Now, more than 40 years after Kinsey, we finally have some answers. A team of researchers based at the University of Chicago has released the long- awaited results of what is probably the first truly scientific survey of who does what with whom in America and just how often they do it.

The findings -- based on face-to-face interviews with a random sample of nearly 3,500 Americans, ages 18 to 59, selected using techniques honed through decades of political and consumer polling (see box) -- will smash a lot of myths. "Whether the numbers are reassuring or alarming depends on where you sit," warns Edward Laumann, the University of Chicago sociologist who led the research team.
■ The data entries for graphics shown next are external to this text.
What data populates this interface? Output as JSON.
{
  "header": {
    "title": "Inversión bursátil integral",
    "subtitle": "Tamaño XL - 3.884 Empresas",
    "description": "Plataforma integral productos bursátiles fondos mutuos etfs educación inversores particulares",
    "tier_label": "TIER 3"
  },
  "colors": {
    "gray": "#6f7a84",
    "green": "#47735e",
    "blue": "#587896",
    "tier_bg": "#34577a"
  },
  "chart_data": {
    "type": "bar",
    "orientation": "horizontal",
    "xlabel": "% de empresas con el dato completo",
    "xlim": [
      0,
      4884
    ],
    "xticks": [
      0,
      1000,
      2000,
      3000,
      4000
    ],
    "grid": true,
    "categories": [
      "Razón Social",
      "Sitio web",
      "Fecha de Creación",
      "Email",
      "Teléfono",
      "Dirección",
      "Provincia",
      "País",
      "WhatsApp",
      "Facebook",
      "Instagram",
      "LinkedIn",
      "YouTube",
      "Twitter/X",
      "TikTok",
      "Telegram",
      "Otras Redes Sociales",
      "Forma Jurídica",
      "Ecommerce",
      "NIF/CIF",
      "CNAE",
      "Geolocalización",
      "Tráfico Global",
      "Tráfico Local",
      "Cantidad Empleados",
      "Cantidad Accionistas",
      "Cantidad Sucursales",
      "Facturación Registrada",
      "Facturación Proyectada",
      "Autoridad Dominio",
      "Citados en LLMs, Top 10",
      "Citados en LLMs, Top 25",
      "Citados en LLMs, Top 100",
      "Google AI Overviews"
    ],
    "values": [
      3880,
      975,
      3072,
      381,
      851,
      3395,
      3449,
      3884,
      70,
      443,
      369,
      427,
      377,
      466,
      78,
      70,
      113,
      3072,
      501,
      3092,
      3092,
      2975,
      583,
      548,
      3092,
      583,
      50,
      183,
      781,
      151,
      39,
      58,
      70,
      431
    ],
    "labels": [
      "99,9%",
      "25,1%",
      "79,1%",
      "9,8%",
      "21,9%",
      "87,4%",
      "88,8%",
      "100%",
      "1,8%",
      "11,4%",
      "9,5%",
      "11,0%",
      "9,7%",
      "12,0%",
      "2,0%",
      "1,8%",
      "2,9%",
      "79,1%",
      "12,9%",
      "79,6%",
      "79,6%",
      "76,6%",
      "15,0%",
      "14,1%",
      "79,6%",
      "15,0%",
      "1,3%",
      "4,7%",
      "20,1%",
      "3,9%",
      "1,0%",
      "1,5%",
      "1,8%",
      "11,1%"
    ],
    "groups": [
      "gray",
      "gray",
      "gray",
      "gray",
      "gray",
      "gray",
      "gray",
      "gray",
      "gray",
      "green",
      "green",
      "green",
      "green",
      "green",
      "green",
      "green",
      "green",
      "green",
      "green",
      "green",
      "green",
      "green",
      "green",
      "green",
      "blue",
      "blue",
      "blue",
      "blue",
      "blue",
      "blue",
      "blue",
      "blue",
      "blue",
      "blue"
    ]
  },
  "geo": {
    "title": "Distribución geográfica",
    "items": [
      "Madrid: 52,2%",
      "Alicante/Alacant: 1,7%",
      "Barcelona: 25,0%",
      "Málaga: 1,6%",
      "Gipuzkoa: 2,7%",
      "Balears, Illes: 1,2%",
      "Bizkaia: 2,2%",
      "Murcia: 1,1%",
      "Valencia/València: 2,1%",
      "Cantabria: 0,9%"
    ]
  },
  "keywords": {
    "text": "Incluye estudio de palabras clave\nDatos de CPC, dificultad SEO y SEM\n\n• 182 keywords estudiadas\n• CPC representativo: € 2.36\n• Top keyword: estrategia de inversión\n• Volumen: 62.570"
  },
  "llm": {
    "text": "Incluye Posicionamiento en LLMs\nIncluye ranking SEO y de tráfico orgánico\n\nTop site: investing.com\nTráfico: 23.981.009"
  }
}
While the scientists found that the spirit of the sexual revolution is alive and well in some quarters -- they found that about 17% of American men and 3% of women have had sex with at least 21 partners -- the overall impression is that the sex lives of most Americans are about as exciting as a peanut-butter-and-jelly sandwich.

Among the key findings:

-- Americans fall into three groups. One-third have sex twice a week or more, one-third a few times a month, and one-third a few times a year or not at all.